5 Maret 2018 : Pacuan Kuda Tradisional Gayo HUT ke-441 Kota Takengon Digelar
Pacuan kuda tradisional Gayo yang digelar dalam rangka memeriahkan Hari Ulang Tahun ke-441 Kota Takengon akan digelar mulai 5 Maret 2018 mendatang.
Demikian disampaikan Kepala Dinas Pariwisata Pemuda dan Olahraga (Parpora) Aceh Tengah, Ir. Abadi, ketika dimintai tanggapannya Selasa 27 Februari 2018.“Insyaallah, kalau tidak ada perubahan 5 Maret kita gelar dan akan ditutup 11 Maret 2018,” kata Abadi.
penambahan kabupaten peserta dalam event akbar terbesar di tanoh Gayo yang digelar oleh Pemkab Aceh Tengah itu, Abadi menjawab pihaknya telah mengundang dua kabupaten baru untuk menyertakan kuda-kuda terbaiknya pada pacuan tahun ini.“Seperti biasa Aceh Tengah, Bener Meriah dan Gayo Lues merupakan 3 kabupaten Gayo bersaudara yang sejak beberapa tahun ini selalu ikut dalam pacuan,” katanya.“Tahun ini, kita juga sudah mengundang pemilik kuda dari Aceh Besar dan Aceh Tenggara, namun belum ada balasan. Mungkin nanti pas pendaftaran baru kita tahu apakah mereka mengirimkan kuda-kuda terbaiknya,” demikian Ir. Abadi menimpali.
Takengon |
Pacuan kuda merupakan salah satu upacara budaya akbar yang ada di Takengon, Aceh Tengah. Biasanya acara ini diselenggarakan untuk memperingati ulang tahun kemerdekaan Indonesia maupun pada acara-acara besar lainnya, seperti peringatan hari Sumpah Pemuda bertepatan pada 28 Oktober 2013 lalu.

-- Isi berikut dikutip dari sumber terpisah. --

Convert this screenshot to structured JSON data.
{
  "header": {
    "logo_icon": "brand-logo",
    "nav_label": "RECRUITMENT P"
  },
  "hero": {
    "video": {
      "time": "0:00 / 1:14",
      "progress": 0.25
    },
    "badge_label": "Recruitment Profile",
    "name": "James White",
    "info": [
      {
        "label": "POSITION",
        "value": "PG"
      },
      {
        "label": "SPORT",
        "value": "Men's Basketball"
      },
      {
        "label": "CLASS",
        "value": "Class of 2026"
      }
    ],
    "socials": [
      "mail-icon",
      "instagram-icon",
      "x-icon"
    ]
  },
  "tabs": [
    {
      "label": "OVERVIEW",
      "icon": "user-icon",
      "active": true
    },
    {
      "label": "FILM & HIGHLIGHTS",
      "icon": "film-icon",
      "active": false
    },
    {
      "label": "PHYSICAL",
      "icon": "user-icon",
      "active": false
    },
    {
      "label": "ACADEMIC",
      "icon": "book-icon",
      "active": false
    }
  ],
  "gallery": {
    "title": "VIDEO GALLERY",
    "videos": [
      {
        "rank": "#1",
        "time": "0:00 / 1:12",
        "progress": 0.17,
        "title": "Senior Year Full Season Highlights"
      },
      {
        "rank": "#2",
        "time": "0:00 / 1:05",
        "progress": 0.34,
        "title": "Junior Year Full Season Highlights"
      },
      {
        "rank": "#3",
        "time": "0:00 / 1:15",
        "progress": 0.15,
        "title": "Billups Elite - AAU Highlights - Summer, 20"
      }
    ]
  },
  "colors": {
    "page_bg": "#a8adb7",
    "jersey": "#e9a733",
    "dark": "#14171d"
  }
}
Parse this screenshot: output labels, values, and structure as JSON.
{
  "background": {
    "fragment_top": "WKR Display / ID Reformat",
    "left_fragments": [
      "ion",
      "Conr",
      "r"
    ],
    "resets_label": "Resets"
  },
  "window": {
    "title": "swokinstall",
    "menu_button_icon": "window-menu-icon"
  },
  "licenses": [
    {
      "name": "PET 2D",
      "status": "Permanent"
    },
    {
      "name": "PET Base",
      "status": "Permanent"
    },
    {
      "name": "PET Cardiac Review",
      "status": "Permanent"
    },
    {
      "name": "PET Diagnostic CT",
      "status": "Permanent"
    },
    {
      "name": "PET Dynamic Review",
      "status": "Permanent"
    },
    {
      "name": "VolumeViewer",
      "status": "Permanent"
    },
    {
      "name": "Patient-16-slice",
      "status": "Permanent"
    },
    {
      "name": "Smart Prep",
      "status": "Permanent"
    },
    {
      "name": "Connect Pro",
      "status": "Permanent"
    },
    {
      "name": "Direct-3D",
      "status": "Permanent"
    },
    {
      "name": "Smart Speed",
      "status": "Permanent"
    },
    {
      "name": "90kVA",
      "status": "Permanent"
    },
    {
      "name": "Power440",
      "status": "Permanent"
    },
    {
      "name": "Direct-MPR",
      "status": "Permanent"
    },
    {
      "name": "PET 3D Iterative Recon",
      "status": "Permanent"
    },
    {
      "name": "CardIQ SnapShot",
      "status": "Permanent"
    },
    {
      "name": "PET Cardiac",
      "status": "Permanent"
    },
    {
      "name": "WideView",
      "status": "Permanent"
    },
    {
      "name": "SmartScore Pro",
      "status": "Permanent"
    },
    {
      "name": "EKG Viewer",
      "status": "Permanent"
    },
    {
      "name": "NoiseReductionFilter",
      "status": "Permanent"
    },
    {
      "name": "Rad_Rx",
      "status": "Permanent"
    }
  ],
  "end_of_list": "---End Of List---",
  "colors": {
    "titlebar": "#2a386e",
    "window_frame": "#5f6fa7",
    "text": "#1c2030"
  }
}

pada dasarnya Pacuan kuda tradisional untuk Provinsi Aceh dilaksanakan pada tiga kabupaten yaitu Aceh Tengah, Bener Meriah dan Gayo Lues. Event sakral ini menjadi ajang silaturrahmi para pecinta kuda di Gayo.
Adapun kategori kuda yang biasa diperlombakan saat ini, diantaranya :
- Super untuk tinggi kuda > 140 cm
- Biasa untuk tinggi kuda 135-140 cm
- Untuk tinggi kuda 130-135 cm
- Untuk tinggi kuda 125-130 cm
- Untuk tinggi kuda < 125 cm
Kuda Jagoannya Dari atas Pagar " Rentan kecelakaan " (foto : Valent)
Masing-masing kategori kemudian dibagi lagi dalam kelas kuda tua yang akan dipacu per 2 kali putaran sedangkan kategori kuda muda untuk 1 kali putaran pada lapangan pacu. Kuda yang memiliki tinggi diatas 135 cm biasanya kuda yang berasal dari luar Aceh; Padang misalnya, sedangkan kuda dari gayo sendiri cenderung lebih pendek dan peranakan berukuran sedang.
Pacuan kuda di Gayo tidak hanya sekedar sebuah pertandingan semata, namun lebih dari itu. Ini menyangkut hobi dan gengsi pemilik kuda. Karena itu hadiah bukan jadi patokan utama, meskipun untuk perawatannya kuda bisa menghabiskan biaya hingga Rp. 500.000,00 tiap bulannya.
SEJARAH PACUAN KUDA
Bercerita tentang pacuan kuda, ternyata keberadaannya tak lepas dari peran pemerintahan Hindia Belanda. Awalnya acara ini diadakan untuk memperingati hari ulang tahun Ratu belanda Willhelmina pada tahun 1926 dan terus diadakan setiap tahunnya oleh Belanda. Namun setelah merdeka, momentum pacuan kuda kemudian beralih menjadi pesta rakyat sebagai bentuk suka cita rakyat Gayo atas kemerdekaan Republik Indonesia.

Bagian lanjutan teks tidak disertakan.